You might have hated group work in college, but your professors might have been on to something. Effective collaboration is the best way to get anything done in the workplace.

Now you're on the other side, eager to inspire your team members to work well together, but -- just like college -- nothing is getting done. How can you spin this situation away from procrastination and toward productivity and partnership?

For starters, skip the trust falls and other "quirky" icebreakers. These forced team-building exercises often have the opposite effect.

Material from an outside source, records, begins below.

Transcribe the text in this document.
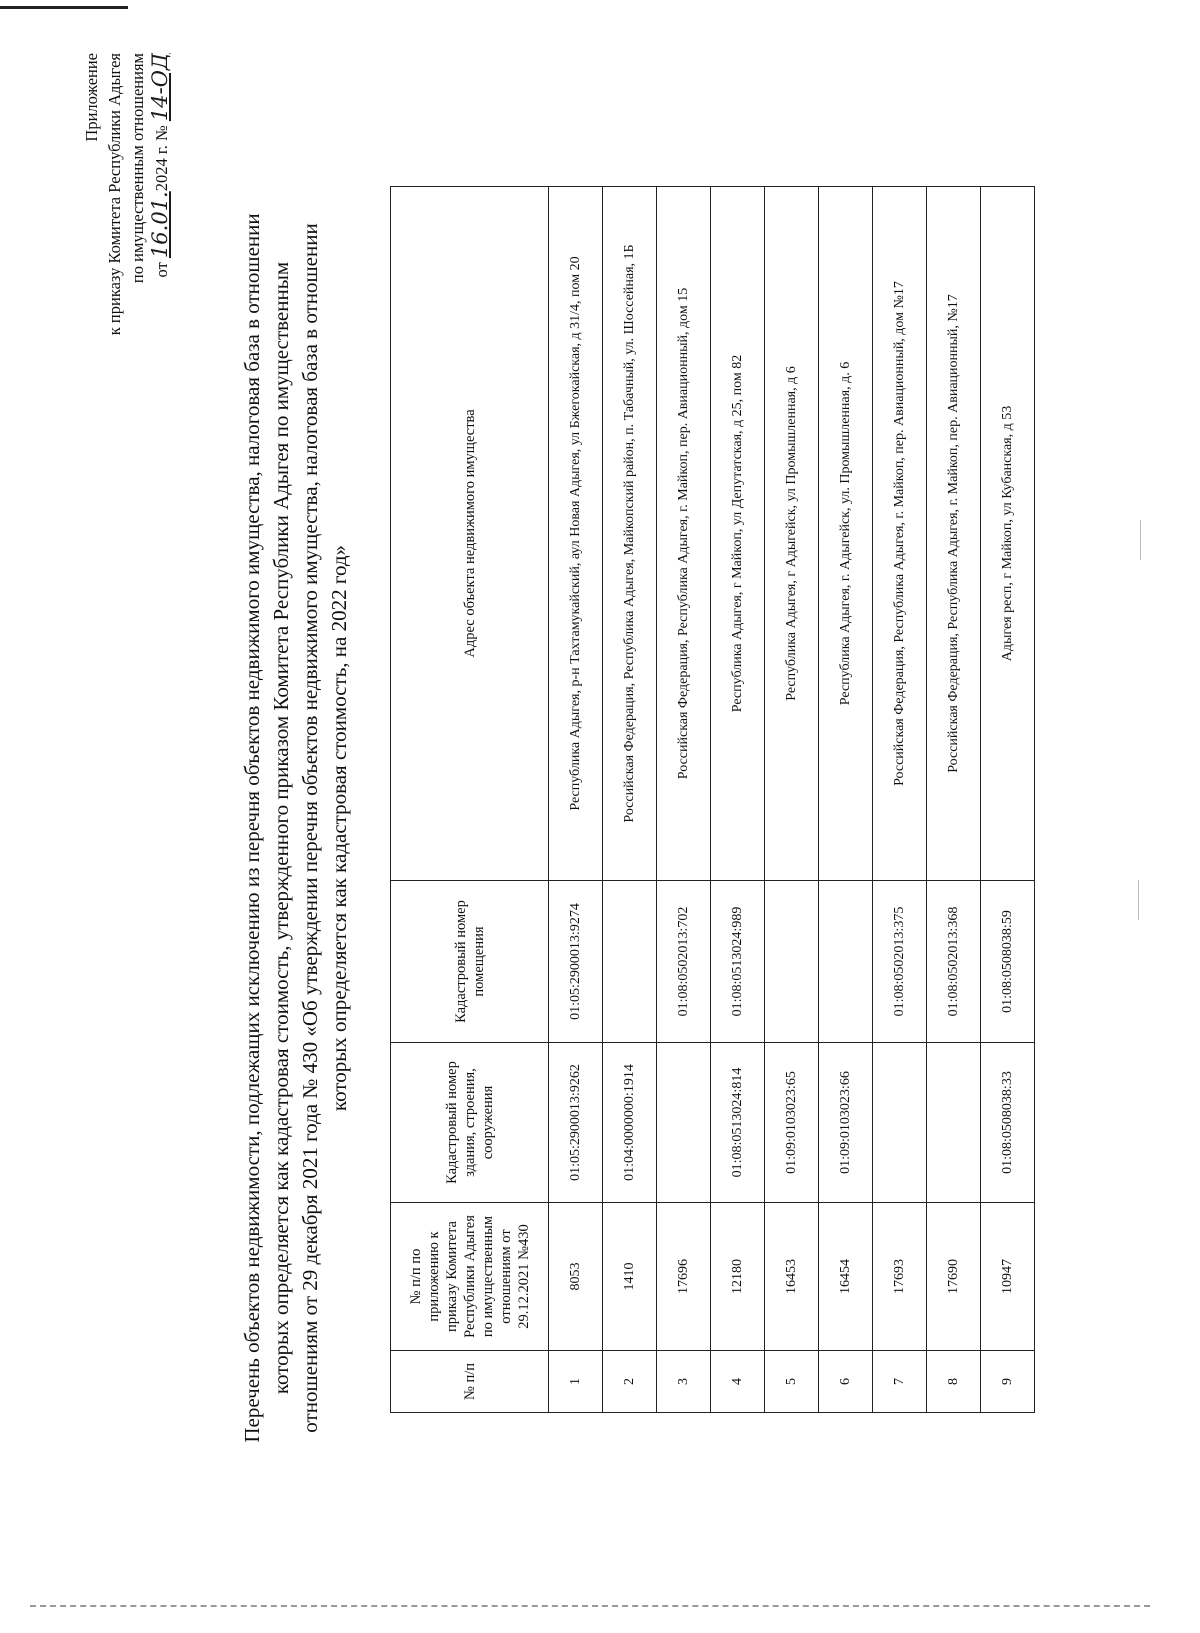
Приложение к приказу Комитета Республики Адыгея по имущественным отношениям от 16.01.2024 г. № 14-ОД
Перечень объектов недвижимости, подлежащих исключению из перечня объектов недвижимого имущества, налоговая база в отношении которых определяется как кадастровая стоимость, утвержденного приказом Комитета Республики Адыгея по имущественным отношениям от 29 декабря 2021 года № 430 «Об утверждении перечня объектов недвижимого имущества, налоговая база в отношении которых определяется как кадастровая стоимость, на 2022 год»
№ п/п	№ п/п по приложению к приказу Комитета Республики Адыгея по имущественным отношениям от 29.12.2021 №430	Кадастровый номер здания, строения, сооружения	Кадастровый номер помещения	Адрес объекта недвижимого имущества
1	8053	01:05:2900013:9262	01:05:2900013:9274	Республика Адыгея, р-н Тахтамукайский, аул Новая Адыгея, ул Бжегокайская, д 31/4, пом 20
2	1410	01:04:0000000:1914		Российская Федерация, Республика Адыгея, Майкопский район, п. Табачный, ул. Шоссейная, 1Б
3	17696		01:08:0502013:702	Российская Федерация, Республика Адыгея, г. Майкоп, пер. Авиационный, дом 15
4	12180	01:08:0513024:814	01:08:0513024:989	Республика Адыгея, г Майкоп, ул Депутатская, д 25, пом 82
5	16453	01:09:0103023:65		Республика Адыгея, г Адыгейск, ул Промышленная, д 6
6	16454	01:09:0103023:66		Республика Адыгея, г. Адыгейск, ул. Промышленная, д. 6
7	17693		01:08:0502013:375	Российская Федерация, Республика Адыгея, г. Майкоп, пер. Авиационный, дом №17
8	17690		01:08:0502013:368	Российская Федерация, Республика Адыгея, г. Майкоп, пер. Авиационный, №17
9	10947	01:08:0508038:33	01:08:0508038:59	Адыгея респ, г Майкоп, ул Кубанская, д 53
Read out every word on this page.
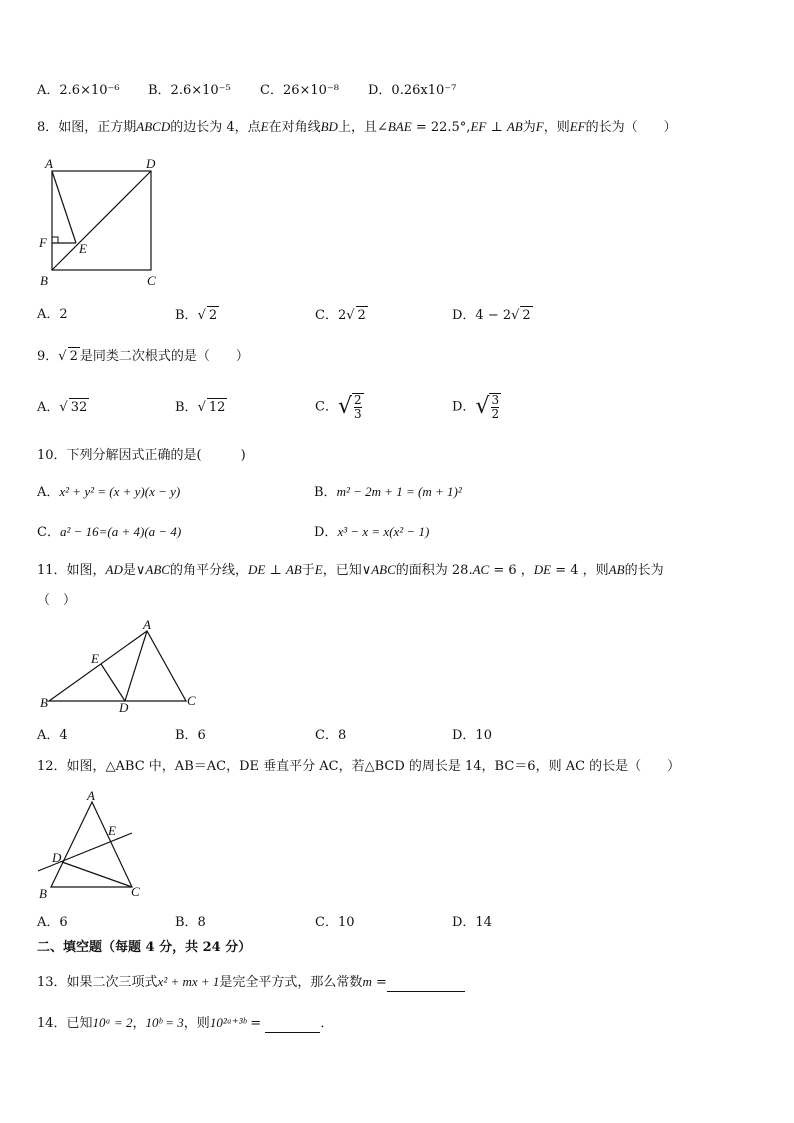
A．2.6×10⁻⁶ B．2.6×10⁻⁵ C．26×10⁻⁸ D．0.26x10⁻⁷
8．如图，正方期ABCD的边长为 4，点E在对角线BD上，且∠BAE = 22.5°,EF ⊥ AB为F，则EF的长为（　　）
A	D
F E
B	C
A．2	B．√ 2	C．2√ 2	D．4 − 2√ 2
9．√ 2 是同类二次根式的是（　　）
A．√ 32	B．√ 12	C．√ $\frac{2}{3}$	D．√ $\frac{3}{2}$
10．下列分解因式正确的是(　　　)
A．x² + y² = (x + y)(x − y)	B．m² − 2m + 1 = (m + 1)²
C．a² − 16=(a + 4)(a − 4)	D．x³ − x = x(x² − 1)
11．如图，AD是∨ABC的角平分线，DE ⊥ AB于E，已知∨ABC的面积为 28.AC = 6 ，DE = 4 ，则AB的长为
（　）
A
E
B	D	C
A．4	B．6	C．8	D．10
12．如图，△ABC 中，AB＝AC，DE 垂直平分 AC，若△BCD 的周长是 14，BC＝6，则 AC 的长是（　　）
A
E
D
B	C
A．6	B．8	C．10	D．14
二、填空题（每题 4 分，共 24 分）
13．如果二次三项式x² + mx + 1是完全平方式，那么常数m =
14．已知10ᵃ = 2，10ᵇ = 3，则10²ᵃ⁺³ᵇ =	．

Likewise, unique company rituals or even standard department bonding events can actually be counterproductive.

How can you facilitate true collaboration without destroying productivity?

Stop Looking Out for No. 1

Companywide traditions can reaffirm your organization's core values and rally employees to invest themselves in your larger purpose -- decades of anthropological research support this.

However, company traditions often alienate employees who can't participate. A seemingly innocuous happy hour for your sales team after closing a big deal can be a great bonding experience for sales reps. But it leaves your IT and creative teams feeling like they're on the outside -- as if their contributions weren't essential for that win.

Celebrating the hard work of one team to the exclusion of others, as well deserved as the recognition may be, can exacerbate perceptions of favoritism and lead to distrust. This is especially true in small companies or companies where interdepartmental conflict already exists.

I visited a company that grappled with this exact problem. A small team in silos, there was tension between the business development team and everyone else. After asking a few questions, it became clear that travel, commission and bonuses were viewed as unfair rewards that biz dev received -- and it made others hesitant to help them because they already "got enough."

As a leader, your job is to offer everyone an equal chance at success and recognition -- and then get out of the way. Here are three ways to eliminate friction and increase productivity:

1. Don't play favorites.

Your team is likely composed of at least a few people who have something in common with you. Maybe a sales executive attended your alma mater, your creative director is a family friend or your marketing manager's kids attend the same preschool. It's great to bond over these things, but ensure you're not giving these people unfair advantages. Any action that creates the perception that you favor an individual or team will hamper your ability to lead. Worse, it will fracture relationships between departments.

Fostering unity isn't just about finding commonalities; it's about appreciating differences. Employees are retiring later, for instance, so it's likely you have members of three or even four generations working together. Stress an appreciation for systems thinking, and cultivate dialogue around how colleagues and departments depend on one another -- and each other's talents -- to succeed. When one department wins, celebrate with the entire company. It's not just about making everyone feel good; it's about making sure everyone is invested in the same goal.

2. Spot your sticky notes.

Identify the tools that allow your team to work well together. Post-it notes and a whiteboard, leveraged correctly, might be all you need to get co-workers with different backgrounds and skill sets sharing their unique perspectives on a problem. If your team is geographically dispersed, make it a priority to invest in communication and collaboration tools that bring them together.

Tools like Slack, which is partnering with Atlassian to bolster its team chat capabilities, can facilitate communication, whether your team is separated by cubicle walls or oceans. For organizations that offer creative services, Wipster, a video collaboration and publishing platform, can help your entire team stay on schedule. Stillmotion, an international storytelling studio that relies on employees all over the globe, used the platform to make its feedback process more effective.

3. Offer equal odds.

When EY and American Express decided to revamp their parental leave policies, the results were compelling. Offering generous time off for both mothers and fathers, including new adoptive parents, didn't just help attract and retain talent. The policies also leveled the playing field and enabled women to assume more leadership roles. Enacting more inclusive leave policies led to better collaboration among male and female employees, and it helped remove the stigma around maternity leave.

Especially in STEM fields, where perceived inequality between men and women is highest, establishing universally applicable standards can help employees view one another as peers rather than adversaries. But executives and managers have to do more than enact policies. You have to lead by example to ensure the equalization process takes root.

Work can and should be challenging -- but it shouldn't feel like your worst class project. Level the playing field. Removing the competitive element will smooth the way for collaboration.